As a practicing physician, you are probably taking steps to both pay down your debt as well as save for the future. You could throw all of your money into a mattress and hope for the best, or you can strategically deposit your funds into various products and assets. According to The Balance, asset allocation is the practice of spreading your savings amid a variety of asset classes to protect the whole of your wealth in case one or more of these sectors performs poorly.

Although often used synonymously, asset allocation is different from diversification in that within each asset class there is an opportunity for diversification. In other words, you can have broad asset allocation while still lacking in healthy diversifications. For example, you can have your funds in certificates of deposit (CDs), the stock market, and have some real estate holdings. This would give you varied asset allocation, however, if all of your stock market holdings are only in large (ie, blue-chip) companies in the healthcare sector, you don’t have a robust diversification within your asset allocation.

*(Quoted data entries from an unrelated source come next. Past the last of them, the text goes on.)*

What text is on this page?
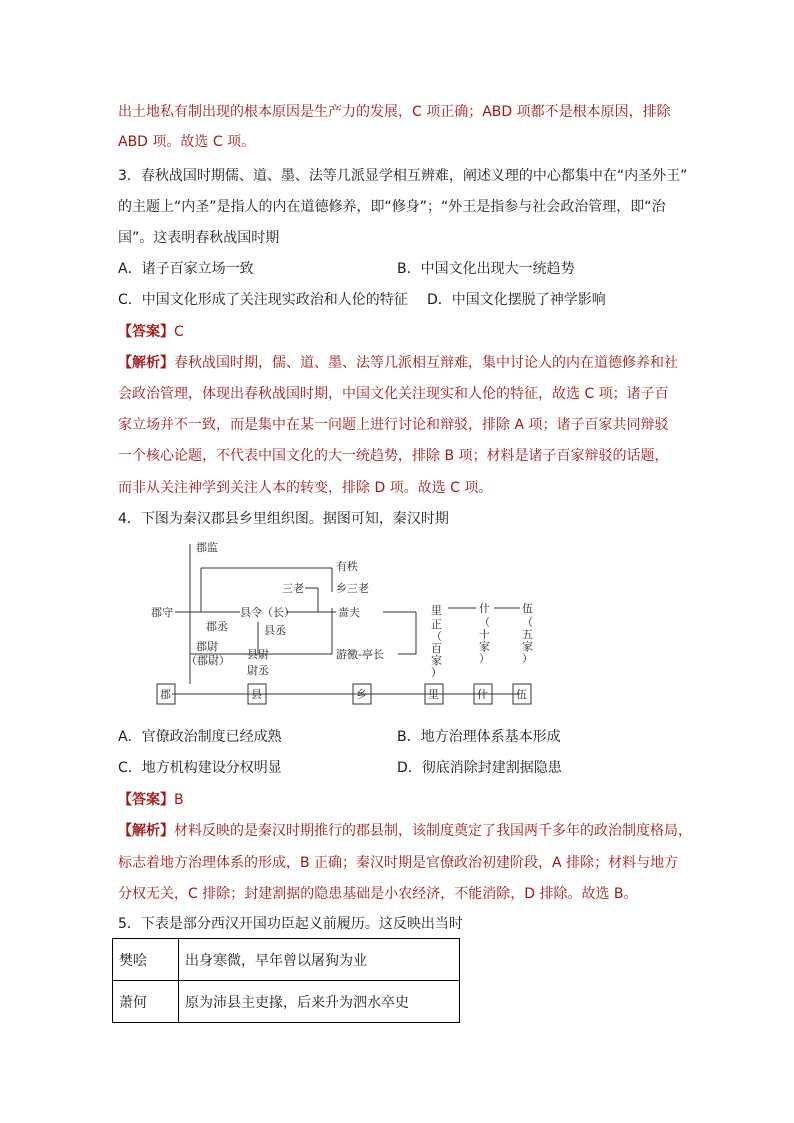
出土地私有制出现的根本原因是生产力的发展，C 项正确；ABD 项都不是根本原因，排除
ABD 项。故选 C 项。
3．春秋战国时期儒、道、墨、法等几派显学相互辨难，阐述义理的中心都集中在“内圣外王”
的主题上“内圣”是指人的内在道德修养，即“修身”；“外王是指参与社会政治管理，即“治
国”。这表明春秋战国时期
A．诸子百家立场一致	B．中国文化出现大一统趋势
C．中国文化形成了关注现实政治和人伦的特征 D．中国文化摆脱了神学影响
【答案】C
【解析】春秋战国时期，儒、道、墨、法等几派相互辩难，集中讨论人的内在道德修养和社
会政治管理，体现出春秋战国时期，中国文化关注现实和人伦的特征，故选 C 项；诸子百
家立场并不一致，而是集中在某一问题上进行讨论和辩驳，排除 A 项；诸子百家共同辩驳
一个核心论题，不代表中国文化的大一统趋势，排除 B 项；材料是诸子百家辩驳的话题，
而非从关注神学到关注人本的转变，排除 D 项。故选 C 项。
4．下图为秦汉郡县乡里组织图。据图可知，秦汉时期
郡监
郡守
郡丞
郡尉
（郡尉）
三老
县令（长）
县丞
县尉
尉丞
有秩
乡三老
啬夫
游徼-亭长
里
正
（
百
家
）
什
（
十
家
）
伍
（
五
家
）
郡	县	乡	里	什	伍
A．官僚政治制度已经成熟	B．地方治理体系基本形成
C．地方机构建设分权明显	D．彻底消除封建割据隐患
【答案】B
【解析】材料反映的是秦汉时期推行的郡县制，该制度奠定了我国两千多年的政治制度格局，
标志着地方治理体系的形成，B 正确；秦汉时期是官僚政治初建阶段，A 排除；材料与地方
分权无关，C 排除；封建割据的隐患基础是小农经济，不能消除，D 排除。故选 B。
5．下表是部分西汉开国功臣起义前履历。这反映出当时
樊哙	出身寒微，早年曾以屠狗为业
萧何	原为沛县主吏掾，后来升为泗水卒史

There are several types of assets; these include:

  • Cash
  • CDs
  • Bonds
  • Stocks
  • Real Estate
  • Derivatives
  • Commodities
  • Currencies
  • Cryptocurrencies

In addition to these investment vehicles, assets also include partnerships in businesses, annuities, the home you own, etc. The key to successful asset allocation is to determine what your risk tolerance is based on your age and your target date for retirement. If you are just starting out, you can afford to take on a bit of risk and can, therefore, allocate your assets more heavily toward the stock market, which can be a great deal more volatile than bonds, CDs, or cash. If retirement is just a few years away, however, you should tip the scales a bit more toward low-risk assets. Contact your financial advisor to help you calculate your ideal mix of asset allocation.